Al término de la guerra, Manuel Félix continuó al servicio Real, como Teniente de Rey de la Plaza de Palma de Mallorca (febrero 1719 – diciembre 1727), para pasar posteriormente al Ejército de Valencia. Su hijo Fernando Osorno Catalá llegó a ser Coronel de los Reales Ejércitos y Caballero de San Juan (1749).

Aunque la familia Osorno continuó con su ámbito de influencia en Manzanilla y Escacena, donde tenía sus principales propiedades rústicas y urbanas, a lo largo del siglo XVIII fue “creciendo” fuera de esta comarca onubense. En todo ello jugó un papel clave, Gonzalo José Osorno Herrera (Canónigo de la Santa Iglesia Catedral de Sevilla), que ayudó continuamente a sus otros dos hermanos (Manuel Félix y Bartolomé Agustín), para que sus sobrinos prosperaran al servicio del Ejército y sus sobrinas entroncaran con linajes sevillanos vinculados al Cabildo municipal sevillano como los Osorio, Esquivel y Medina.

De la línea de Luis Bernardo, hubo destacados militares. Su hijo Martín Osorno-Herrera Renier (ya citado), fue Sargento Mayor y Teniente Coronel del Regimiento de Triana (1707 y 1711), y Teniente Coronel del Regimiento de infantería de Burgos (1724), de ahí pasó a ejercer de Gobernador político militar de la isla de Ibiza (1736), y luego de Agregado del Estado mayor de Valencia (1750), falleciendo hacia el año 1752. Martín tuvo dos hijos: Antonio (Teniente General y Brigadier de la Real Armada y Caballero de la Orden de Carlos III, 1779) y Martín de Osorno y Amorós (Oficial de la Secretaría de Estado y del Despacho de Guerra, Caballero de la Orden de Carlos III, 1792).

Su otro hijo Fernando Osorno-Herrera Renier, también dio primeros pasos como militar como soldado del Regimiento de Triana (1707), pasa pasar a continuación a Alférez del Regimiento de Montesa (1708). A los pocos años compró una Capitanía del mismo (1710), siendo luego agregado al Regimiento de Calatrava (1722), en el cual alcanzó el grado de Teniente Coronel del mismo (1746). Su carrera continuó como Corregidor de Puigcerdá, falleciendo en esta plaza con el grado de Coronel de caballería en el año 1754.

Por su parte, su hijo Fernando Osorno y Beraert, fue Teniente Coronel de los Reales Ejércitos y Oficial de la Secretaría del Despacho Universal de Guerra, y Caballero de Santiago (1792).

En resumen, encontramos dos etapas en la trayectoria de nuestra unidad de origen onubense, primero como Regimiento de milicias de Manzanilla (1704-1707) y luego como Regimiento de Triana profesional bajo servicio real (1707-1715).

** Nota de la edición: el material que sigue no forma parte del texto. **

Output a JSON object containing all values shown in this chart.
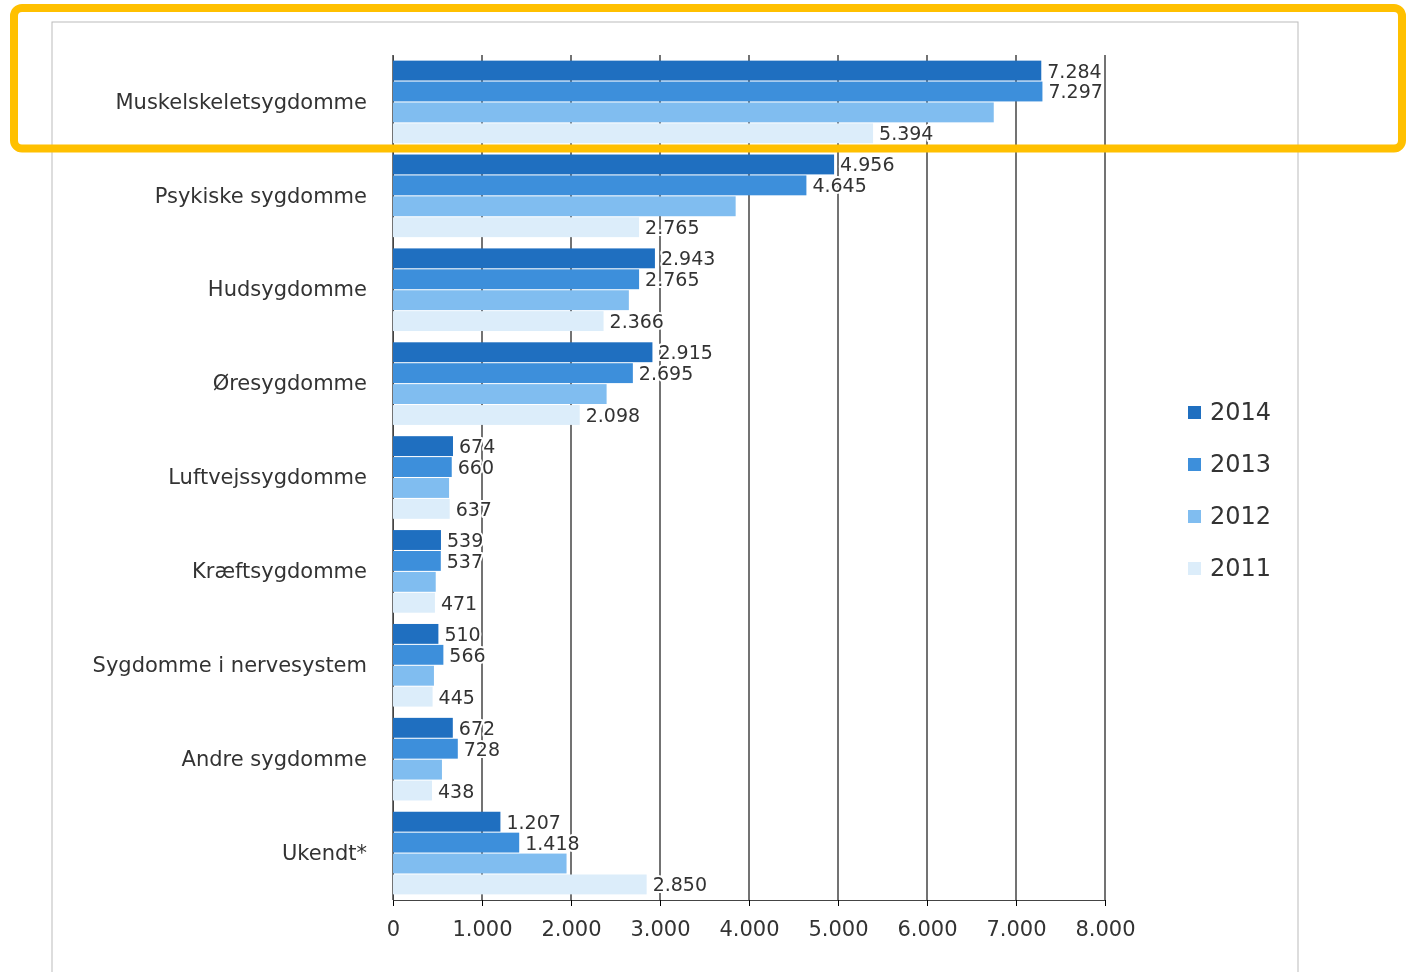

El Regimiento de Manzanilla entre 1705-1707 como otros tantos regimientos, se convirtió en reglado o veterano, integrándose en el Ejército regular, y perdiendo su carácter “interino”, hecho que fue confirmado por la Real Orden de 28 de febrero de 1707.

Esta transformación de miliciano a regular, es lo que provocó que cambiara de nombre y pasara a ser denominado Regimiento de Triana. A ello se sumó que la recluta para cubrir los huecos, parece que se produjo en la colación de Santa Ana, o barrio de Triana, barrio extramuros que se extendía en la otra orilla del río Guadalquivir, frente a la vieja Sevilla amurallada. La noticia de este reclutamiento la recoge Justino Matute en su Aparato para escribir la Historia de Triana y de su Iglesia Parroquial (1818):

“Estado Civil de Triana. (… ) y a principios del siglo pasado había un regimiento de infantería con el título de Triana, el que habiendo concurrido a la batalla de Zaragoza, quedó deshecho y reformado. En su compañía de granaderos sirvió el fingido Obispo griego, llamado Francisco Camacho, natural de Manzanilla, quién en sus declaraciones afirmó que el año de 1702 había salido quinto por su lugar y aplicado a servir en dicho Regimiento, cuya mayor fuerza consistía en vecinos de su collación”.

Hay que aclarar que se trata de una unidad distinta a otras 2 compañías de milicias levadas en Triana en el año 1702 por el Cabildo de Sevilla, integradas en los Regimientos de milicias de Sevilla, cuyos dos capitanes eran los Marqueses de Aguiar y Medina, ambos caballeros de la Orden de Alcántara y Veinticuatros de la ciudad de Sevilla.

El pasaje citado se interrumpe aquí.